In the twentieth century, many theologians (rightly, I think) emphasised the doctrine of bodily resurrection, but some protested that resurrection was firmly opposed to the more Platonic view of the soul’s immortality, and wanted to do away with it wholesale.

In this series of posts, I want to offer some thoughts about the questions of immortality and resurrection. Are they opposed to one another? Are they mutually contradictory? What is the biblical view? And how does this fit with the way we think about human origins and Genesis 1-3?

To put the question succinctly: Was man created immortal?

My reason for thinking about this is three-fold:

First: As a preacher I’ve become aware how easily stock phrases roll off my tongue when I’m trying to summarise key aspects of the Christian gospel. Phrases like: “God made man to live eternally, but he ate the fruit and gave up eternal life.” This kind of glib summary raises all sorts of questions. I may know what I mean by those sorts of phrases, but of course the point of preaching is not that I know what I mean, but that they know what I mean! (Or perhaps more accurately, we know what He means!)

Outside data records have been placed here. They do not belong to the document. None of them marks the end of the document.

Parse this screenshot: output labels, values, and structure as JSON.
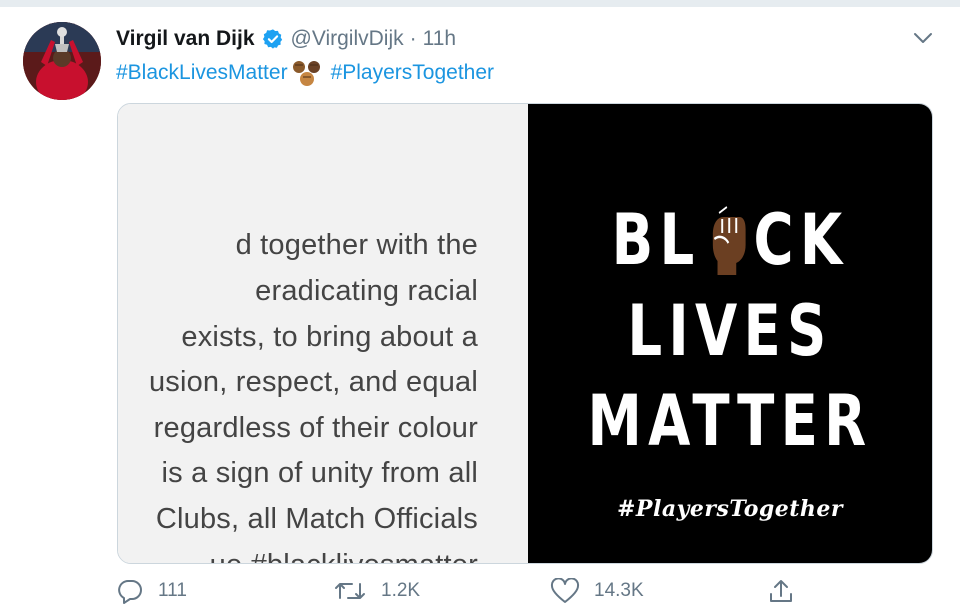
{
  "tweet": {
    "author_name": "Virgil van Dijk",
    "handle": "@VirgilvDijk",
    "separator": "·",
    "time": "11h",
    "hashtags": [
      "#BlackLivesMatter",
      "#PlayersTogether"
    ]
  },
  "media": {
    "left_text_lines": [
      "d together with the",
      "eradicating racial",
      "exists, to bring about a",
      "usion, respect, and equal",
      "regardless of their colour",
      " is a sign of unity from all",
      "Clubs, all Match Officials",
      "ue #blacklivesmatter"
    ],
    "right": {
      "line1_left": "BL",
      "line1_right": "CK",
      "line2": "LIVES",
      "line3": "MATTER",
      "tag": "#PlayersTogether"
    }
  },
  "actions": {
    "reply_count": "111",
    "retweet_count": "1.2K",
    "like_count": "14.3K"
  },
  "colors": {
    "link": "#1b95e0",
    "muted": "#657786",
    "verified": "#1da1f2"
  },
  "icons": [
    "verified-badge-icon",
    "chevron-down-icon",
    "fist-emoji-icon",
    "raised-fist-icon",
    "reply-icon",
    "retweet-icon",
    "like-icon",
    "share-icon"
  ]
}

Second: I realised that my thinking about the fall focussed a great deal on the Tree of Knowledge and very little on the Tree of Life. Yet both hold an equally central place in the Creation narrative (Gen 1-3) and only the Tree of Life has a place in the New Creation narratives (eg. Rev 2 and 22). So I felt there was a balance to be redressed.

Third: as I thought more about human origins, creation and evolution, I realised I needed a more robust understanding of death and immortality to go alongside it. (To use Andrew Wilson’s 10 models, my journey on this started years ago with me being a 1 or 2, before moving towards a 4 and now currently sitting somewhere around 7-9). Clearly questions about the method of man’s creation lead onto questions about the nature of his created being.

So those are the kinds of things I want to write about for the next few posts, but feel free to kick us off with some comments… Gut reactions. What do you think? Was man created immortal? And what kind of questions or issues do you foresee arising along the way?

Footnotes

  • 1. Stendahl, Meanings: The Bible as Document and as Guide (1984), p. 198.